Titled Image Gate, I can see this site becoming insanely useful as a research tool. From their site:

Image Gate is The New York Public Library’s first full-size working version of its new digital image database. Image Gate provides free and open online access to thousands of digital images from the collections of NYPL’s four research libraries: the Humanities and Social Sciences Library, The New York Public Library for the Performing Arts, the Schomburg Center for Research in Black Culture, and the Science, Industry and Business Library.

Girls team wins all-boys hockey tourney

They didn’t just win the tournament, they killed everybody. They won games with the scores of 12-2, 5-0, 5-1, 5-1, and then 4-2 in the championship. I think one of team members said it best: “It was fun kicking their butt.” Full Story.

“I can’t die, young man. It would ruin my image.”

You just have to love Jack LaLanne, who could still run circles around 90% of the population at age 88.

Man makes 24-pound hamburger

They like to do things big in Texas. And I thought the 36-ounce burger at the Pilot Butte Drive-Inn was big. It was done as a publicity stunt to show you what you could get in Austin for $41 (as he had got wind that you could get a 20-ounce burger in New York for the same price). He figured out how much of a burger he could make for $41, and he created a 24-pound monster. Full Story Here.

Want $20 from the record companies — free?

From Al’s Morning Meeting: “Suppose someone was handing out $20 bills and almost nobody wanted one? That’s roughly what’s happening with a massive price-fixing settlement involving states and compact disc companies.
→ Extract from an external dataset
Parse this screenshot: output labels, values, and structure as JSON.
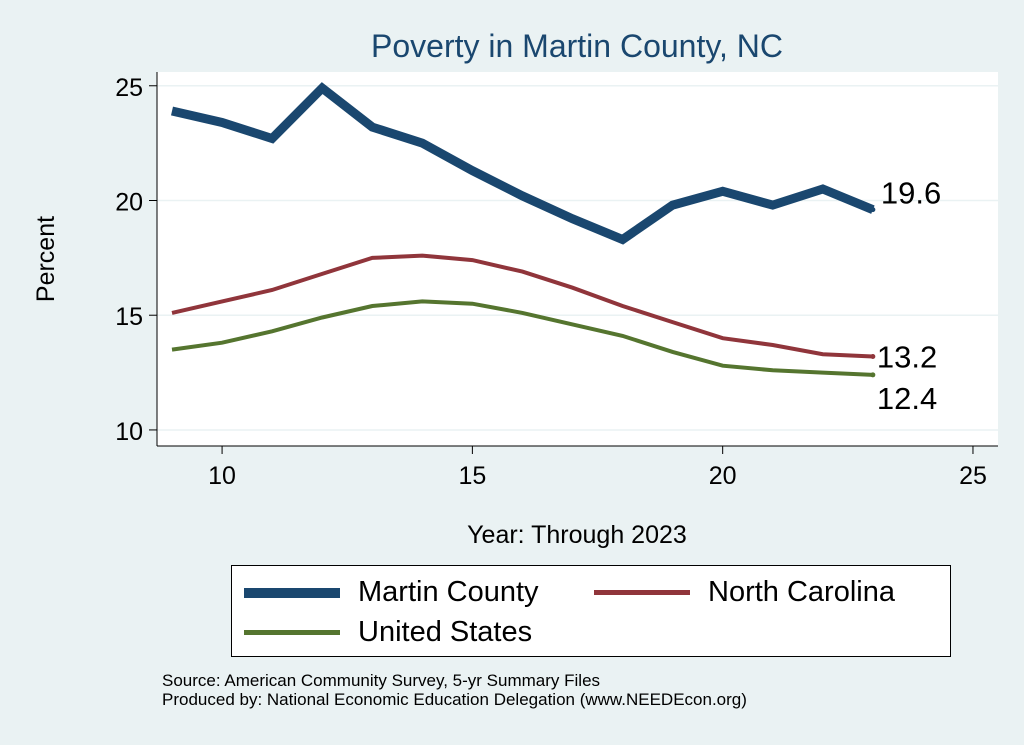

The deal calls for payments of as much as $20 for customers who bought CDs between 1995 and 2000. But so far, only a few people have signed up, and officials fear the money will go begging. Full AP story here. Anyone who bought a CD, cassette tape or vinyl record at a retail store between 1995 and 2000 is eligible to make a claim before March 3rd. The site does not ask for receipts or proof of purchase, only that you promise you actually bought a CD in that time period.